Inflammatory bowel diseases (IBD), including Crohn’s disease (CD) and ulcerative colitis (UC), require accurate assessment of inflammatory activity to guide treatment and monitor disease course. While fecal calprotectin (FC) is an established non-invasive biomarker of intestinal inflammation, serum calprotectin (SC) has been proposed as a more convenient systemic marker, though its relationship to FC remains unclear. We conducted a prospective observational cohort study in 426 patients with IBD (277 CD, 149 UC). Both stool and blood samples were analyzed using the QUANTA Flash® Calprotectin chemiluminescent immunoassay. Overall, the correlation between fCal and sCal was weak (Spearman’s ρ = 0.21), with substantial proportional bias and wide limits of agreement, indicating poor concordance between the two biomarkers. No significant association was observed at low or intermediate fCal concentrations, while a moderate correlation emerged only at fCal levels >250 µg/g, although systematic bias and heteroscedasticity persisted. fCal correlated more closely with symptom-based disease activity in ulcerative colitis, whereas sCal showed only weak associations with clinical indices, particularly in Crohn’s disease.

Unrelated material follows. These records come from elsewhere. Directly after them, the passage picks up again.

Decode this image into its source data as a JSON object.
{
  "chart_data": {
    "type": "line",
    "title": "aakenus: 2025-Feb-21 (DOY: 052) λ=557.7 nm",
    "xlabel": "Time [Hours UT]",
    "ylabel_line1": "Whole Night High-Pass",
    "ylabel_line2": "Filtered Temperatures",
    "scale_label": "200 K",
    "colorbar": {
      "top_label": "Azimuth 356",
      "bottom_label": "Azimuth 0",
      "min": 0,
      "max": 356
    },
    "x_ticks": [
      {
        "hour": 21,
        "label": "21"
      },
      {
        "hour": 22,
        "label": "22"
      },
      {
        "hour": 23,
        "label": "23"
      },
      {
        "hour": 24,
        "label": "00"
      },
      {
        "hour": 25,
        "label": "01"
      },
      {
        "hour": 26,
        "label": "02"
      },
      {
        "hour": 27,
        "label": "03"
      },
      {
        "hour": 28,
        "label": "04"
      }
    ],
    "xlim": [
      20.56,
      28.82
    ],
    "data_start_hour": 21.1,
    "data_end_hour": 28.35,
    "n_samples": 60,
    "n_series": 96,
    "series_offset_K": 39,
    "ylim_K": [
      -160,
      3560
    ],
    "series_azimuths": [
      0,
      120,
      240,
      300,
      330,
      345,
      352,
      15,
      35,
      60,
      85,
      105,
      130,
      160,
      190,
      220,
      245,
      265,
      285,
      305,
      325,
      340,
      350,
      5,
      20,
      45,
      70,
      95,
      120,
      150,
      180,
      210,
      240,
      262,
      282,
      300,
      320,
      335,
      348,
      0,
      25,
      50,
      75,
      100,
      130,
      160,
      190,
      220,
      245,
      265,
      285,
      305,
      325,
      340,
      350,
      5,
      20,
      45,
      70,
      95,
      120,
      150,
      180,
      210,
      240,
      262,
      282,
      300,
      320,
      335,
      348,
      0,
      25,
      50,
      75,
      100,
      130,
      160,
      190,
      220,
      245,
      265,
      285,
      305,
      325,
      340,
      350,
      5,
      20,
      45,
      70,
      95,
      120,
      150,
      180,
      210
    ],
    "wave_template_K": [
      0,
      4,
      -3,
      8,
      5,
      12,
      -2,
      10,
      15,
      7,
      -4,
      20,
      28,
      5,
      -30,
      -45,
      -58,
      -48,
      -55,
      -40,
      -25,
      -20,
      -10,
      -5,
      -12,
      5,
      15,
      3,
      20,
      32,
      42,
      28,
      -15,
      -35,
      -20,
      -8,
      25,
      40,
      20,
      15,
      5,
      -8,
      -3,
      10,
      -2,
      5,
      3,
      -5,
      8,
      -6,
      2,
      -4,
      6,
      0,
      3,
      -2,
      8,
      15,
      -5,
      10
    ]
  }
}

Both biomarkers demonstrated modest but significant correlations with C-reactive Protein, reflecting overlapping but distinct inflammatory pathways. In conclusion, serum calprotectin cannot be considered a surrogate for fecal calprotectin in assessing intestinal inflammation in IBD. However, it may provide complementary information on systemic inflammatory activity at higher disease burden, while fecal calprotectin remains the gold-standard noninvasive marker of mucosal inflammation.